# Mit getResource() ein ganzes Verzeichnis laden



## Pedda (24. Jul 2006)

Hallo,

ich habe ein Verzeichnis voll mit Grafiken, die ich bisher wie folgt in eine HashMap geladen habe:


```
public static void init(){
String imagesDir = "graphics/";
File cwd = new File(imagesDir);
File files[] = cwd.listFiles();
        for (File file : files) {
                if(file.getName().endsWith(".gif")){
                        try {
                                BufferedImage img = ImageIO.read(file);
                                String name = file.getName().replaceAll(".gif","");
                                imageHeap.put(name, img);
                        } catch (Exception e) {
    			JOptionPane.showMessageDialog(null, "Unkown Error during loading the images.\n"
    					+ "Problem with " + file, "Error", JOptionPane.ERROR_MESSAGE);
                }
        }
}
```

Nun wollte ich mein Programm einem Grafiker als jar zukommen lassen.
Innerhalb einer jar ist das Laden der Dateien wie oben natürlich auf Grund des veränderten Pfades, nicht möglich.
Ich weiß das man mit _classname_.class.getResource(...) innerhalb eines statischen Kontext bzw. außerhalb auch mit getClass().getResource(...) auf Dateien wunderbar zugreifen kann (auch wenn es sich nicht um eine jar handelt).

Nun habe ich folgendes versucht:


```
public static void init(){
String imagesDir = "graphics/";
URL url = Images.class.getResource(imagesDir);
System.out.println(url);
try { imagesDir=URLDecoder.decode(url.getFile(),"UTF-8"); }
catch (UnsupportedEncodingException e1) {}
File cwd = new File(imagesDir);
File files[] = cwd.listFiles();
        for (File file : files) {
                if(file.getName().endsWith(".gif")){
                        try {
                                BufferedImage img = ImageIO.read(file);
                                String name = file.getName().replaceAll(".gif","");
                                imageHeap.put(name, img);
                        } catch (Exception e) {
    			JOptionPane.showMessageDialog(null, "Unkown Error during loading the images.\n"
    					+ "Problem with " + file, "Error", JOptionPane.ERROR_MESSAGE);
                }
        }
}
```

Das funktioniert leider innerhalb einer jar nicht. url ist null, das Verzeichnis wird also nicht gefunden.

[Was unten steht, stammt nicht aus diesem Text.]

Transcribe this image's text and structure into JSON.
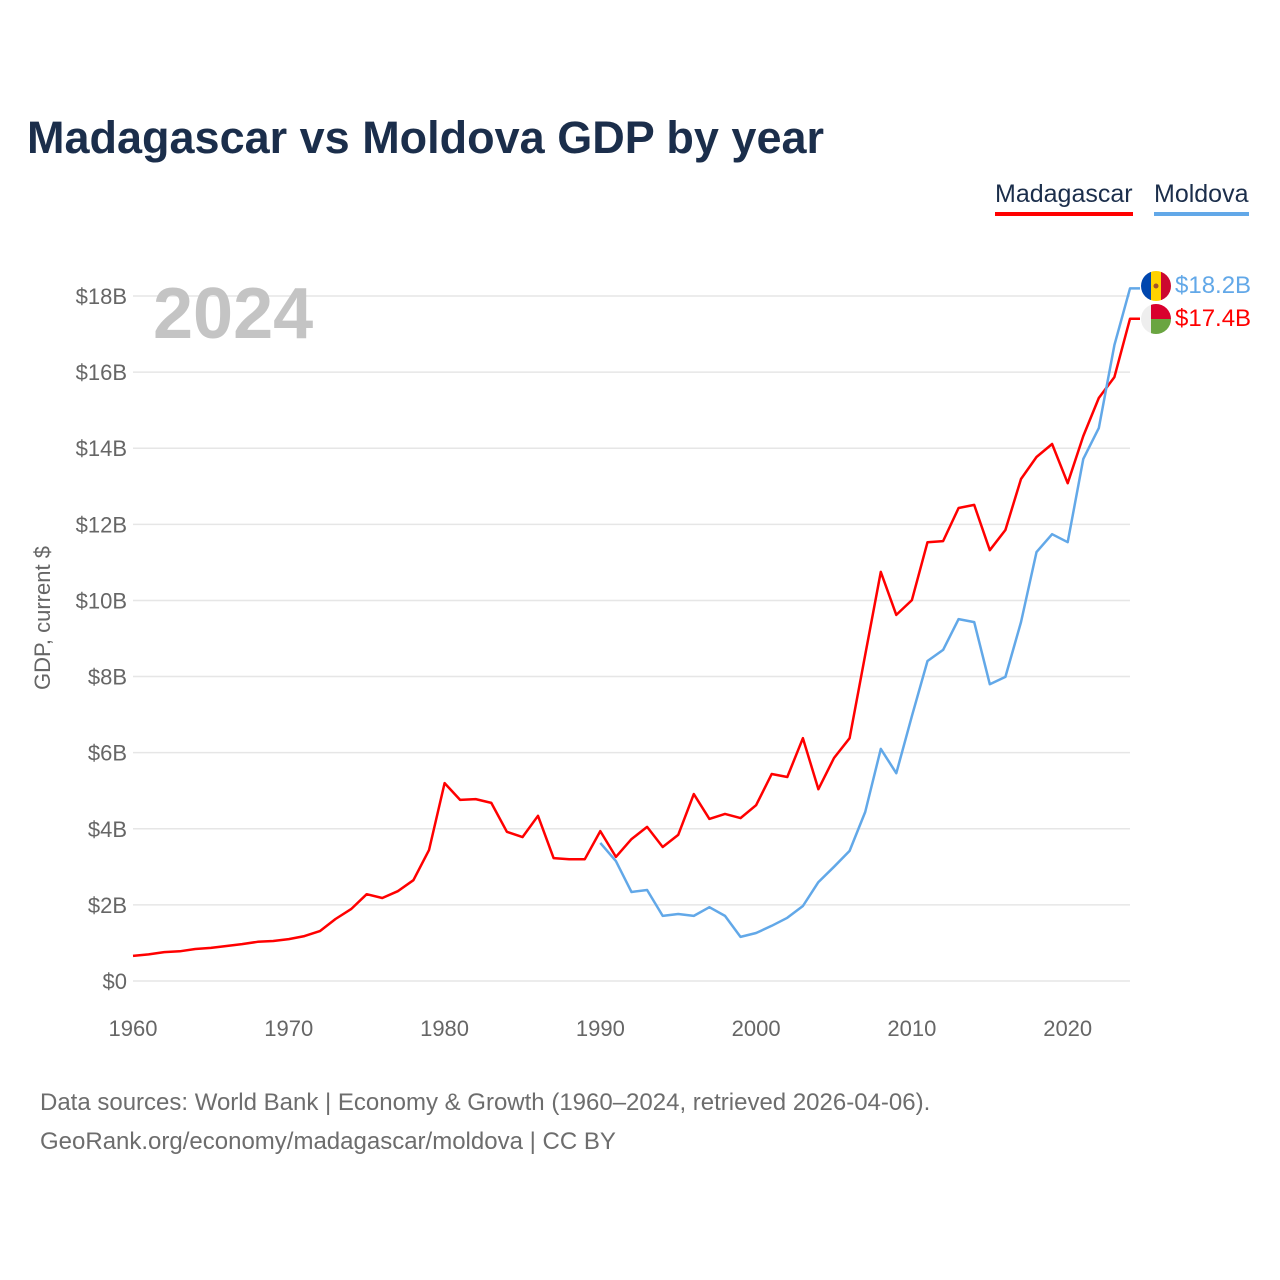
{
  "chart_data": {
    "type": "line",
    "title": "Madagascar vs Moldova GDP by year",
    "ylabel": "GDP, current $",
    "xlabel": "",
    "year_label": "2024",
    "xlim": [
      1960,
      2024
    ],
    "ylim": [
      0,
      18
    ],
    "x_ticks": [
      "1960",
      "1970",
      "1980",
      "1990",
      "2000",
      "2010",
      "2020"
    ],
    "x_tick_values": [
      1960,
      1970,
      1980,
      1990,
      2000,
      2010,
      2020
    ],
    "y_ticks": [
      "$0",
      "$2B",
      "$4B",
      "$6B",
      "$8B",
      "$10B",
      "$12B",
      "$14B",
      "$16B",
      "$18B"
    ],
    "y_tick_values": [
      0,
      2,
      4,
      6,
      8,
      10,
      12,
      14,
      16,
      18
    ],
    "grid": true,
    "legend_position": "top-right",
    "series": [
      {
        "name": "Madagascar",
        "color": "#ff0000",
        "end_label": "$17.4B",
        "start_year": 1960,
        "values": [
          0.66,
          0.7,
          0.76,
          0.78,
          0.84,
          0.87,
          0.92,
          0.97,
          1.03,
          1.05,
          1.1,
          1.18,
          1.31,
          1.63,
          1.89,
          2.28,
          2.18,
          2.36,
          2.65,
          3.44,
          5.2,
          4.76,
          4.78,
          4.68,
          3.92,
          3.78,
          4.34,
          3.23,
          3.2,
          3.2,
          3.94,
          3.26,
          3.73,
          4.05,
          3.52,
          3.84,
          4.91,
          4.26,
          4.39,
          4.28,
          4.62,
          5.44,
          5.36,
          6.38,
          5.04,
          5.86,
          6.38,
          8.57,
          10.75,
          9.62,
          10.01,
          11.53,
          11.56,
          12.43,
          12.51,
          11.32,
          11.85,
          13.19,
          13.77,
          14.11,
          13.08,
          14.32,
          15.32,
          15.87,
          17.4
        ]
      },
      {
        "name": "Moldova",
        "color": "#62a8e8",
        "end_label": "$18.2B",
        "start_year": 1990,
        "values": [
          3.63,
          3.15,
          2.34,
          2.39,
          1.71,
          1.76,
          1.71,
          1.94,
          1.71,
          1.16,
          1.26,
          1.45,
          1.66,
          1.97,
          2.6,
          3.0,
          3.42,
          4.44,
          6.1,
          5.46,
          6.96,
          8.41,
          8.7,
          9.51,
          9.43,
          7.8,
          7.99,
          9.43,
          11.27,
          11.74,
          11.53,
          13.72,
          14.53,
          16.71,
          18.2
        ]
      }
    ]
  },
  "footer": {
    "line1": "Data sources: World Bank | Economy & Growth (1960–2024, retrieved 2026-04-06).",
    "line2": "GeoRank.org/economy/madagascar/moldova | CC BY"
  }
}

Wenn ich stattdessen "graphics/bsp.gif" versuche, also eine einzelne Datei im Verzeichnis direkt anspreche geht es, sprich er findet die Datei im Verzeichnis aber nicht das Verzeichnis selber.

Ich hoffe hier kann mir jemand helfen, google konnte es leider nicht.


----------



## Pedda (24. Jul 2006)

Zweieinhalb Stunden später hab ich die Lösung und bin ein Stück schlauer geworden.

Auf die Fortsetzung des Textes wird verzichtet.